Y eso es así, porque la Secretaría General del Congreso autorizó a Casero -el 1 de febrero, dos días antes de la votación- a emitir su voto de forma telemática, pero garantizándole, además, que dicha votación se realizaría en los términos de «la resolución de la Mesa de la Cámara para el desarrollo del procedimiento de votación telemática, de 21 de mayo de 2012». Y esa resolución obliga a revisar el voto a través de una comprobación telefónica por parte de los servicios de la Cámara y a reunir a la Mesa del Congreso si un diputado solicita con posterioridad votar de manera presencial. Eso fue exactamente lo que ocurrió el pasado jueves, pero la presidenta mintió al no dar cuenta a la Mesa de la reclamación del parlamentario Casero y considerar unilateralmente el voto emitido telemáticamente como válido. Así, la norma salió adelante por 175 votos frente a 174.
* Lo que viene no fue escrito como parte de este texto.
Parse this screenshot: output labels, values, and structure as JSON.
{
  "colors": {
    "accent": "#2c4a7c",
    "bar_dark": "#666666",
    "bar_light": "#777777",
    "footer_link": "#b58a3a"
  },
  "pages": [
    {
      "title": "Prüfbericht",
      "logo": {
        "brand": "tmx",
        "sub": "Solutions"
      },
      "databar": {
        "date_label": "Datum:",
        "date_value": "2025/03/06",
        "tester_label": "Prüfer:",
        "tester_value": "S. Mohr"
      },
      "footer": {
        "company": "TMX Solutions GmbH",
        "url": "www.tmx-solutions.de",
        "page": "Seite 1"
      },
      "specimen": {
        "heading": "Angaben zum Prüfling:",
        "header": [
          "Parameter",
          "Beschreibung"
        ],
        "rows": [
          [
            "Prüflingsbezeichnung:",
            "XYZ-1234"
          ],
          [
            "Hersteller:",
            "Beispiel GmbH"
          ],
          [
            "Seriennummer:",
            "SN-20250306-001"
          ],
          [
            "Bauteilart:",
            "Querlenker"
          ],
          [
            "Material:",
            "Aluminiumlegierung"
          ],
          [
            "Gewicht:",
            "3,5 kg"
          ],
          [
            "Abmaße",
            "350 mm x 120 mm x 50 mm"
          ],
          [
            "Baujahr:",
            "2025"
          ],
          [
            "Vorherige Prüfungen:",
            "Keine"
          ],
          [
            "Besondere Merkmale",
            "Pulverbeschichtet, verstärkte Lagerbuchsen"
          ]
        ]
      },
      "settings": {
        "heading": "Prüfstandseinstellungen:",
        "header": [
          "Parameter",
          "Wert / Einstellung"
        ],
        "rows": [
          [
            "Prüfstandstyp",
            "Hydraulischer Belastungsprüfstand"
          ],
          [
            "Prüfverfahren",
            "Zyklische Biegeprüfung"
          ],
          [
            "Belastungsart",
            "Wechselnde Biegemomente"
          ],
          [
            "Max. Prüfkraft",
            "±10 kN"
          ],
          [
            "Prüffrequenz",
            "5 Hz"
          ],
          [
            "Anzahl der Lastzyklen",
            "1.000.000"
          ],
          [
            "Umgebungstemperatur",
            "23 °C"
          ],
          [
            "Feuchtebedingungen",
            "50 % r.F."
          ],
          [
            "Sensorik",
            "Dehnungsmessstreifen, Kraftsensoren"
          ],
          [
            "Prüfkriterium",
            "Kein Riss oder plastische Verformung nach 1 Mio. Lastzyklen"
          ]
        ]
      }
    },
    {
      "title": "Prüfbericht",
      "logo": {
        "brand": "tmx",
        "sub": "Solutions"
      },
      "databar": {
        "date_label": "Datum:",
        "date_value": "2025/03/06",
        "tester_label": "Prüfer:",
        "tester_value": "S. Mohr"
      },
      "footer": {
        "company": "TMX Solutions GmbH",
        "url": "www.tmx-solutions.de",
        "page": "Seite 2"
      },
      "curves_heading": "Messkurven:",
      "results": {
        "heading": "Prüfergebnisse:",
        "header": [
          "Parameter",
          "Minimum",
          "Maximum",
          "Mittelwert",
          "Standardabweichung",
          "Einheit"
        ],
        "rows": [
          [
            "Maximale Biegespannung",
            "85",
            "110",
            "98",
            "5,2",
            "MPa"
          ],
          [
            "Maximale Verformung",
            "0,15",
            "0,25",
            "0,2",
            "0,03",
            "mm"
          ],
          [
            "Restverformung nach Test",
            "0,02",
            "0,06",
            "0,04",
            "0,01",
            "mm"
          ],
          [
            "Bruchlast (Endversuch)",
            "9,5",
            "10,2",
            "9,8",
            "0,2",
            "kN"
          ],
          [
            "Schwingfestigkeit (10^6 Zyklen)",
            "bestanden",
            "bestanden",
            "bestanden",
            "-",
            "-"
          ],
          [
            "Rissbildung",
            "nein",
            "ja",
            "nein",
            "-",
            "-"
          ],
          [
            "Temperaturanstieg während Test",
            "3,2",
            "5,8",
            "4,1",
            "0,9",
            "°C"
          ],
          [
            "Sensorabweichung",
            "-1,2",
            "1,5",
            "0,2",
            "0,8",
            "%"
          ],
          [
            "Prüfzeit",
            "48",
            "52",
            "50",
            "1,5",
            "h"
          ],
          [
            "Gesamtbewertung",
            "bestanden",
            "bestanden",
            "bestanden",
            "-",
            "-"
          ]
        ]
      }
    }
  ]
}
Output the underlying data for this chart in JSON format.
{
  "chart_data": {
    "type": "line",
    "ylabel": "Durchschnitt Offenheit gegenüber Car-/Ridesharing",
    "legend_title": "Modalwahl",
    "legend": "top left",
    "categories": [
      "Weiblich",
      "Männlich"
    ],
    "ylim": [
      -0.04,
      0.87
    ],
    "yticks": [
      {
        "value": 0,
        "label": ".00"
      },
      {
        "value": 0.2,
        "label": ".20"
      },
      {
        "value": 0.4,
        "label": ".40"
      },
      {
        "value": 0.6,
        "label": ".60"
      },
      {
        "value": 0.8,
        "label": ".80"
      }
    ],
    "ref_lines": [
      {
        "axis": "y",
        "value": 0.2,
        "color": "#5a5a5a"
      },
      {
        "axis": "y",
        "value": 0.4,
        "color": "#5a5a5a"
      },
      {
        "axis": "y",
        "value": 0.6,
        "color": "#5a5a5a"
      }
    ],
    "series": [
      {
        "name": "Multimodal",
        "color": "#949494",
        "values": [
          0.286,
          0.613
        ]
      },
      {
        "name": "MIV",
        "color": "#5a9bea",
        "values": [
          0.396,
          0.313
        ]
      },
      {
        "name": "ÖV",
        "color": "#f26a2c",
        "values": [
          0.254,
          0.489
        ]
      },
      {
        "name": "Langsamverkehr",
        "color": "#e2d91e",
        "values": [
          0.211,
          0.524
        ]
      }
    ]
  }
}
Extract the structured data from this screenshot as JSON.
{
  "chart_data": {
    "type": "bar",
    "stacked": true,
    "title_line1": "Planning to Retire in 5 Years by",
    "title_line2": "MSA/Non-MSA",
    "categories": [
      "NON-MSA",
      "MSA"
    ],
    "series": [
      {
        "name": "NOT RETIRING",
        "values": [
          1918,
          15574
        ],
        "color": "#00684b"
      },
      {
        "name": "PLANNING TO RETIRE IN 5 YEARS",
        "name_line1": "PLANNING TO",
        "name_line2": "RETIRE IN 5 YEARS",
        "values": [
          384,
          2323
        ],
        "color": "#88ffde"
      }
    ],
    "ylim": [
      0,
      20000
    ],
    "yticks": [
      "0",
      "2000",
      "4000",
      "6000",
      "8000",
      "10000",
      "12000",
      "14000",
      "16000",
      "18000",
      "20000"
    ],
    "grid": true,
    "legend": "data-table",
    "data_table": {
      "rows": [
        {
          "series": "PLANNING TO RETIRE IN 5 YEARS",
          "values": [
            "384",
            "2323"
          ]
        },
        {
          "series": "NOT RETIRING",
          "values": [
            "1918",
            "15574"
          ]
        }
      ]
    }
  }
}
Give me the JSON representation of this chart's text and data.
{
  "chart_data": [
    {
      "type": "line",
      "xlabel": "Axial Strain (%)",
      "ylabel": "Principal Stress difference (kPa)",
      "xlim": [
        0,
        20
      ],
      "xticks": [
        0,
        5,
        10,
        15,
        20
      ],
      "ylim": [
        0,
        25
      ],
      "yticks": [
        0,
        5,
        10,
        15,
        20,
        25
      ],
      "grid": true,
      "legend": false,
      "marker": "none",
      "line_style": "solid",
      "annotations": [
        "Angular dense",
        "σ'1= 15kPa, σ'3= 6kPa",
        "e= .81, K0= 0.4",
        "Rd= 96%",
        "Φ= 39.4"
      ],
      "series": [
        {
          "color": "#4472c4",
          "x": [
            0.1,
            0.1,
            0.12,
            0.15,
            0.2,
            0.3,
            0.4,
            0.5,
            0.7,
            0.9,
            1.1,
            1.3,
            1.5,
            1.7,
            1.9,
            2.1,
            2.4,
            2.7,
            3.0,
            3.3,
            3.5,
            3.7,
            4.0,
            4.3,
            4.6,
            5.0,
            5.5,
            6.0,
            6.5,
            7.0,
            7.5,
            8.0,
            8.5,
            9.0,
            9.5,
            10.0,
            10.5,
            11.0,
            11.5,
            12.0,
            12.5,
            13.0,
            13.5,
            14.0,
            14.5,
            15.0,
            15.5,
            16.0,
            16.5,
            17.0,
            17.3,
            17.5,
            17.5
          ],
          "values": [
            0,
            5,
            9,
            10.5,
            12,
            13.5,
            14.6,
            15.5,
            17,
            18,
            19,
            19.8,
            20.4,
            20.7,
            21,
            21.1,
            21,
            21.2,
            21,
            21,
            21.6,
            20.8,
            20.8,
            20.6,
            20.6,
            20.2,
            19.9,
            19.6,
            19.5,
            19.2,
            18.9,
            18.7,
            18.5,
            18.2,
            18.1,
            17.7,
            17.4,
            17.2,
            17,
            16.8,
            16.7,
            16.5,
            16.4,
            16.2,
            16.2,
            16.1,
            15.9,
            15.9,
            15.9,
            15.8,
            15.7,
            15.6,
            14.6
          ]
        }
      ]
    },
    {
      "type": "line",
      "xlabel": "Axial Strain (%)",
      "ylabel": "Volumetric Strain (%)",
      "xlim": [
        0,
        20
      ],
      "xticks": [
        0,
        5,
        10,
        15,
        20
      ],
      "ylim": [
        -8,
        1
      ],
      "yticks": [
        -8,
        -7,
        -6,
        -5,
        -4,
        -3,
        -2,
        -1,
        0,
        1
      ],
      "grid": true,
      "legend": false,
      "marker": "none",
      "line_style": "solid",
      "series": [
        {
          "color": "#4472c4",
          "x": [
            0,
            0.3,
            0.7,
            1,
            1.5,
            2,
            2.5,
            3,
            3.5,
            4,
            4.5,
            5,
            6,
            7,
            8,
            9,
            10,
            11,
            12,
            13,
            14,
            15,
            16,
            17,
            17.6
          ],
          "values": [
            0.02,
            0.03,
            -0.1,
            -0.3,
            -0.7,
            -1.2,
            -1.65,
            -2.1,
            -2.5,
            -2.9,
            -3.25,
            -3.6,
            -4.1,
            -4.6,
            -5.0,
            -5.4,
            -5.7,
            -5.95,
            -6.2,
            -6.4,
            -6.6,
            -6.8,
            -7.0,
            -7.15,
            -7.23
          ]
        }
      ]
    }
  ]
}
Es decir, Batet se saltó dos premisas fundamentales de una norma que el día de la votación estaba en vigor -como así reconoce el escrito de la Secretaría General-: la primera, no cumplir el requisito de comprobar telefónicamente el voto emitido de forma telemática; la segunda, mucho más grave, no convocar a la Mesa del Congreso para que se pronunciara sobre si procedía que el voto informático del diputado Casero fuera anulado por error y permitirle votar de forma presencial, como solicitó. Y es que, además, Batet mintió al asegurar que la decisión de no cambiar el sentido del voto telemático era de la Mesa, cuando esta no fue ni informada ni convocada.
El comportamiento de Batet entra de lleno en el Código Penal. De eso sí que no hay ninguna duda. Y no fue un error como el del diputado Casero, sino una decisión perfectamente diseñada para alterar la voluntad democrática de la Cámara y lograr que saliera adelante una reforma laboral que, sin la actuación de la presidenta del Congreso, habría sido rechazada.